You need to demonstrate that H is a subset of any sigma algebra which contains C and that H is a sigma algebra.

 

[dado033]

how? can u help me?

 

[Preno]

If you don't know how to demonstrate that the intersection of all sigma algebras containing C is a subset of any sigma algebra containing C, then no, I don't think I can.

 

[g_edgar]

Can you show: the intersection of any family of sigma-algebras (on X) is a sigma-algebra?

 

[RedX]

1) H, being the intersection of all sigma algebras containing C, also contains C.

2) Need to show H is a sigma algebra. Show this by showing that it's closed under union and complimentation. To do this remember that an element of H is an element of all B's.
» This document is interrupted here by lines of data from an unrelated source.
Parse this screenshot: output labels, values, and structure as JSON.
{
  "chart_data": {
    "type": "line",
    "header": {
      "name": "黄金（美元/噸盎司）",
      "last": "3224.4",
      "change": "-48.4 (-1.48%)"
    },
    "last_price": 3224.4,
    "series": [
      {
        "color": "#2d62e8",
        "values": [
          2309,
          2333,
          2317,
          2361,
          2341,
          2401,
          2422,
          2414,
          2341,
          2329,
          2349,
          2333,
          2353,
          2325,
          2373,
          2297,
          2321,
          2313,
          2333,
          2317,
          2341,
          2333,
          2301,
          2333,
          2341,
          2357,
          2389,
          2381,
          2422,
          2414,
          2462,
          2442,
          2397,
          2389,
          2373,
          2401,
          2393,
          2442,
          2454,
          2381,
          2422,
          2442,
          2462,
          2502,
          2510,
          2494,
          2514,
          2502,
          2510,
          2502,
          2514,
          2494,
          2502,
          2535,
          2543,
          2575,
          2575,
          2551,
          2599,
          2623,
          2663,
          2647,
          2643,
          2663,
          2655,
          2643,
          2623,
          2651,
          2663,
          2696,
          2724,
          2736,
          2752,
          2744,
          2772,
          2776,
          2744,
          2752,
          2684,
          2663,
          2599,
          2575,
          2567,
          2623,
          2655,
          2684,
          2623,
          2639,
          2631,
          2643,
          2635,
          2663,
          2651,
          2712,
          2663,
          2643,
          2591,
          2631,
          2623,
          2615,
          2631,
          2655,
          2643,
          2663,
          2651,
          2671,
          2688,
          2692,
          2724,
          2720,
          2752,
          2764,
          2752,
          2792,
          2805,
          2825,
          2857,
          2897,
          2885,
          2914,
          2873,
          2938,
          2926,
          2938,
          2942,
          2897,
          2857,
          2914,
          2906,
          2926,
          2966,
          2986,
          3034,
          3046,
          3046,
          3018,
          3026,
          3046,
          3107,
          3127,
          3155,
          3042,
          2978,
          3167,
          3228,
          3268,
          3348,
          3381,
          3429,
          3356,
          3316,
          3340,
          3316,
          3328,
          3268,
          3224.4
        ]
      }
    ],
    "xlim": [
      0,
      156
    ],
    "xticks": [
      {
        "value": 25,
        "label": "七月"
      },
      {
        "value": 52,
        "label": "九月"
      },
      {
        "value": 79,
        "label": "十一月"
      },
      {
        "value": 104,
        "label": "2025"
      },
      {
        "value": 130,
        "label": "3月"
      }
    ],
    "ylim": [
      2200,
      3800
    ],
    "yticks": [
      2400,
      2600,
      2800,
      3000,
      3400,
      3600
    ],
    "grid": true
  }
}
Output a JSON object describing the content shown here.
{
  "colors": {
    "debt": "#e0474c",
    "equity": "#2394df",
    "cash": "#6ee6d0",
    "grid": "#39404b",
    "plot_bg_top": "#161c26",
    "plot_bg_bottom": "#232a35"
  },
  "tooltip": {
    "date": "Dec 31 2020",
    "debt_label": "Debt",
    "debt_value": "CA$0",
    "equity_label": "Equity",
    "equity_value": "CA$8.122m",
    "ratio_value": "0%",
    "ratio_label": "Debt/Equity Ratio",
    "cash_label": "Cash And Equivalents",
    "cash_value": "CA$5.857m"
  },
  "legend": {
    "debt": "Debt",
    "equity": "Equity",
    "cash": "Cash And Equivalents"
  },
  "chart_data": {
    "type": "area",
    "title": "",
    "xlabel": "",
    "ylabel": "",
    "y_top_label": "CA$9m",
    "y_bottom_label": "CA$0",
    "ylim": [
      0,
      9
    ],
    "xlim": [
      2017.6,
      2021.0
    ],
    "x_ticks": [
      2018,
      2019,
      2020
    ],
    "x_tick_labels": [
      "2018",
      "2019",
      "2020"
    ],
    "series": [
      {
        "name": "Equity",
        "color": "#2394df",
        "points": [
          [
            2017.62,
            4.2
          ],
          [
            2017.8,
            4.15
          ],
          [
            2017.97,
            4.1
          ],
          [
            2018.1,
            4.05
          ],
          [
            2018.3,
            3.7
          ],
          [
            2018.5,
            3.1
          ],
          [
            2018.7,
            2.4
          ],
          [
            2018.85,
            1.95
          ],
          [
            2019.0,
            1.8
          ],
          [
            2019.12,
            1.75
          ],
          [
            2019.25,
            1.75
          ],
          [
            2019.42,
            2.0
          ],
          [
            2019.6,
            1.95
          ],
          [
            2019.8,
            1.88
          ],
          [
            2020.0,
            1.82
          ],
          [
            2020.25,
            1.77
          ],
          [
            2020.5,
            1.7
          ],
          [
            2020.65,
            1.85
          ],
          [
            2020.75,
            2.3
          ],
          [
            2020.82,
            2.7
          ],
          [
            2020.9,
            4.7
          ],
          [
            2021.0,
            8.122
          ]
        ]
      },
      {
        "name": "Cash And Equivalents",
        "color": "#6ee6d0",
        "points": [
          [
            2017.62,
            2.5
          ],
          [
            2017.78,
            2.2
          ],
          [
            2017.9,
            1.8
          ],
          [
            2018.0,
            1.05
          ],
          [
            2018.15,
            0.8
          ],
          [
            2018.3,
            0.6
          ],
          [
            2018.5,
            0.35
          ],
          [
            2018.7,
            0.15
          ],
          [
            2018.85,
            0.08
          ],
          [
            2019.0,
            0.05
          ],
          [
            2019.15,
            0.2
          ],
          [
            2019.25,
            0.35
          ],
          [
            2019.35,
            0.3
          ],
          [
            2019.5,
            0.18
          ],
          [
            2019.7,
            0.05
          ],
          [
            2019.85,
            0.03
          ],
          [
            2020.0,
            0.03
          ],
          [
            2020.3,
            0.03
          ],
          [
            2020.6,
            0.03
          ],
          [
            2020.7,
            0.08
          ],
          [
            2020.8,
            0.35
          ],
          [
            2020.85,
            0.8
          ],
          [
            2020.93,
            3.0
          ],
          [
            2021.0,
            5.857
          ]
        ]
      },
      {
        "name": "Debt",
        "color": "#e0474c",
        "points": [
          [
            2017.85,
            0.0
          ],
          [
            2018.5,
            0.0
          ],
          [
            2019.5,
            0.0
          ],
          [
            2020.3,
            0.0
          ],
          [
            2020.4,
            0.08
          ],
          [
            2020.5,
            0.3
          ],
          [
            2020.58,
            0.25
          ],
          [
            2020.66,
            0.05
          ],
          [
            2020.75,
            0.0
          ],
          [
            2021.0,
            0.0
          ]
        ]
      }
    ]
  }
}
3) The intersect is always smaller than each of the elements. Therefore with the intersect you'll find the sigma algebra that's the minimum. H is the minimum.

 

[SW VandeCarr]

1) H, being the intersection of all sigma algebras containing C, also contains C.

H is defined to contain C. Otherwise the statement "H, being the intersection of all sigma algebras containing C, also contains C" need not be true. No?

 

[RedX]

H is defined to contain C. Otherwise the statement "H, being the intersection of all sigma algebras containing C, also contains C" need not be true. No?

H is defined to contain C.

The intersect of all sigma algebras containing C should also contain C.

Therefore it is possible for H to be the intersect of all sigma algebras containing C.

I just wanted to show that the intersection of all those sigma algebras satisfies everything that H satisfies, and later on argue that it's the smallest.